L’Avenir. Journal d’Arras et du Pas-de-Calais
Devient : L’Avenir d’Arras et du Pas-de-Calais. Journal des intérêts agricoles de la région du Nord.- Puis : L’Avenir d’Arras et du Pas-de-Calais. Journal politique, agricole et industriel.- Puis : L’Avenir d’Arras et du Pas-de-Calais.- Puis : L’Avenir d’Arras et du Pas-de-Calais. Journal quotidien, organe d’Union républicaine démocratique du département.- Puis : L’Avenir d’Arras et du Pas-de-Calais. Quotidien du soir, organe d’Union républicaine démocratique.- Puis : L’Avenir d’Arras et du Pas-de-Calais
La déchéance de Napoléon III prononcée, le gouvernement de Défense nationale formé, l'avenir ne peut être qu'à la République ! Au lendemain du 4 septembre 1870, des républicains arrageois forment le projet d'un nouveau journal militant en faveur de ce régime.

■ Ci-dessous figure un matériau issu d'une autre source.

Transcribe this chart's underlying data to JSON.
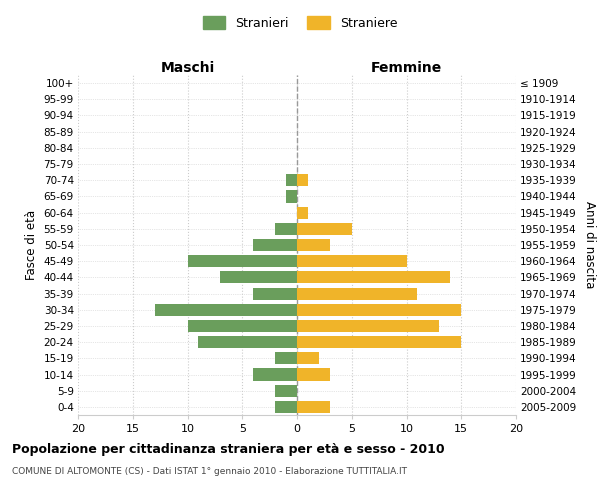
{
  "age_groups": [
    "100+",
    "95-99",
    "90-94",
    "85-89",
    "80-84",
    "75-79",
    "70-74",
    "65-69",
    "60-64",
    "55-59",
    "50-54",
    "45-49",
    "40-44",
    "35-39",
    "30-34",
    "25-29",
    "20-24",
    "15-19",
    "10-14",
    "5-9",
    "0-4"
  ],
  "birth_years": [
    "≤ 1909",
    "1910-1914",
    "1915-1919",
    "1920-1924",
    "1925-1929",
    "1930-1934",
    "1935-1939",
    "1940-1944",
    "1945-1949",
    "1950-1954",
    "1955-1959",
    "1960-1964",
    "1965-1969",
    "1970-1974",
    "1975-1979",
    "1980-1984",
    "1985-1989",
    "1990-1994",
    "1995-1999",
    "2000-2004",
    "2005-2009"
  ],
  "maschi": [
    0,
    0,
    0,
    0,
    0,
    0,
    1,
    1,
    0,
    2,
    4,
    10,
    7,
    4,
    13,
    10,
    9,
    2,
    4,
    2,
    2
  ],
  "femmine": [
    0,
    0,
    0,
    0,
    0,
    0,
    1,
    0,
    1,
    5,
    3,
    10,
    14,
    11,
    15,
    13,
    15,
    2,
    3,
    0,
    3
  ],
  "color_maschi": "#6a9e5c",
  "color_femmine": "#f0b429",
  "xlim": 20,
  "title": "Popolazione per cittadinanza straniera per età e sesso - 2010",
  "subtitle": "COMUNE DI ALTOMONTE (CS) - Dati ISTAT 1° gennaio 2010 - Elaborazione TUTTITALIA.IT",
  "xlabel_left": "Maschi",
  "xlabel_right": "Femmine",
  "ylabel_left": "Fasce di età",
  "ylabel_right": "Anni di nascita",
  "legend_maschi": "Stranieri",
  "legend_femmine": "Straniere",
  "bg_color": "#ffffff",
  "grid_color": "#cccccc"
}
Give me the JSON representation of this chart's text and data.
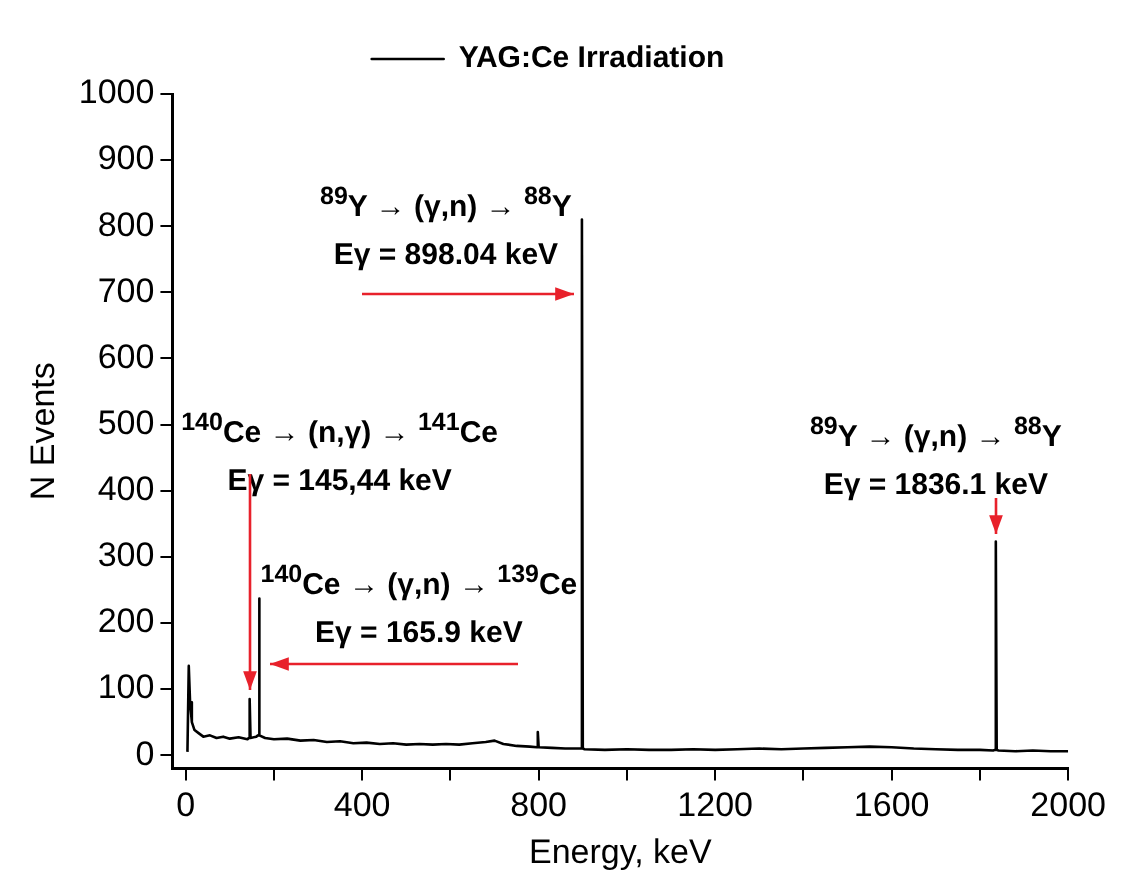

Rien ne semble pourtant bouger alors qu'en octobre les légitimistes lancent Le Pas-de-Calais. Le 28 janvier 1871, l'armistice est signé entre la France et la Prusse. Le vainqueur impose l'organisation, sous les trois semaines, de l'élection d'une nouvelle assemblée nationale. Après une campagne rapide, le mercredi 8 février, les Français désignent donc leurs représentants. À Arras, comme dans beaucoup de villes, on vote d'abord pour la paix, contre la République.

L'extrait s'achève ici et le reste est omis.